Monday, 3 November 2008

Saturnalia



Here's an autumn picture - newly ploughed fields....and Halloween went by without a murmur in our cul de sac. Put it down to the nasty cold rain that night, or the fact that the kids have all grown beyond wearing mum's old sheet with two holes cut for eyes. Yet in town, adults were standing in a ten, twelve yard queue, outside in the cold, waiting to get inside and make purchases of some kind at the only Halloween shop in town. It seems to me a very odd thing when adults take over festivals that twenty years ago were considered fit only for children.

I finished reading Saturnalia by Lindsey Davis last week and thought I'd offer a comment or two. I was particularly intrigued by her use of language. I knew she used modern langauge, but now that I'm writing myself I looked at what she does with new eyes. Isn't it amazing how this happens? Something I've taken for granted for years suddenly takes on a new aspect because I started to question how I used language in my writing.

Lindsey says in the notes section: "I write about another culture, where people spoke another language, one which has mainly survived either in a literary form or as tavern wall graffiti. Many an argot must have existed in between. People sometimes discuss whether the Romans would really sound as I portray them - forgetting firstly that the Romans spoke Latin not English, and that on the streets and in the provinces they must have spoekn versions of Latin that did not survive. I have to find my own ways to make narrative and dialogue convincing."
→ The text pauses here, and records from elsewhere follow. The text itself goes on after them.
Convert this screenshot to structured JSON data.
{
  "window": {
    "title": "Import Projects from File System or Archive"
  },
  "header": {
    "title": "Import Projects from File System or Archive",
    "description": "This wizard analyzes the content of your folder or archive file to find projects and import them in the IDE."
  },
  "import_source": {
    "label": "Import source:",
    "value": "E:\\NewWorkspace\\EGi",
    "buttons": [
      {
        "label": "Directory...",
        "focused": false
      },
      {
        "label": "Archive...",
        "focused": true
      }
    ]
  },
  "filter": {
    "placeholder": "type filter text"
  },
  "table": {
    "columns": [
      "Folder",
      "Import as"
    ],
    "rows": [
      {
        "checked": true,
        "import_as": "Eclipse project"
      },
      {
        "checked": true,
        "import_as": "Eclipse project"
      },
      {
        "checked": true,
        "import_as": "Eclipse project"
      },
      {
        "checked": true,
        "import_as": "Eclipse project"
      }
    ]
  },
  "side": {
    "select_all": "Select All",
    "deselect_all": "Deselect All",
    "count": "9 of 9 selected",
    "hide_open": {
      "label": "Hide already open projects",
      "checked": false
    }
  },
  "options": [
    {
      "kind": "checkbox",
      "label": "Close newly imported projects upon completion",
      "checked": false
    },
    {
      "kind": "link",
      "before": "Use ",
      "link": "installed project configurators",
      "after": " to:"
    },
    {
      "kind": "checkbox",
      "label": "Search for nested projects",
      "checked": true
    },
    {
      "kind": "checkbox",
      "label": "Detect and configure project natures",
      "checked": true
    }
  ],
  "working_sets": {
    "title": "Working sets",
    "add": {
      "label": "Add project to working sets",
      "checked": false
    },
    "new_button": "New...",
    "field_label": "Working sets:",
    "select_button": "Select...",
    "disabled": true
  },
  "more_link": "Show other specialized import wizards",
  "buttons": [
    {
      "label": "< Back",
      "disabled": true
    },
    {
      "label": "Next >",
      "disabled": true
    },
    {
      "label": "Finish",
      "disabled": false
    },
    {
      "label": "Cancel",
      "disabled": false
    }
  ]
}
She goes on: "It is no good hoping that the carbonised papyri from Herculaneum that are now being so painstakingly unravelled by scholars will produce clues; so far they are all Greek to me, and indeed to everyone. If Calpurnius Piso, thought to be the villa's owner, owned a Slang Thesaurus, we have not found it."

So she deploys metaphors and similes that work in context, and sometimes she invents words, although she has to struggle to get them by her British editor. And above all, she uses modern, slang English. It works. And people like it; after all, this is her eighteenth book about Marcus Didius Falco.

3 comments:

Linda Banche said...

Fairly quiet Halloween on this side of the pond, too, at least on my street. We didn't have very many ghoulies and ghosties, and the last had come before 8PM.

Language is hard. Even English. Some of Shakespeare is difficult to read, and he's considered modern English. I can kind of figure out Middle English, but it's rough.

I loved Latin when I studied it in school. But, as you said, I studied the classics, not what the people really said when they met on the street.

Here's a link I found on Roman language
http://mp_pollett.tripod.com/idiomexp.htm

Lindsey Davis probably already has it, but it's interesting.

Brian Barker said...

I see that the new Mayor of London, Boris Johnson, wants all schools in the city to teach Latin. However I would prefer Esperanto, not only because of its relative ease of learning, but because it has great propaedeutic values, also.

Check http://video.google.com/videoplay?docid=-8837438938991452670 if you have time.

A glimpse of the language can be seen at http://www.lernu.net

Jen Black said...

I thought Latin was considered a good introduction to learning other Romance languages but I was offered the choice of Latin or Chemistry at School and chose Chemistry! Missed my chance there!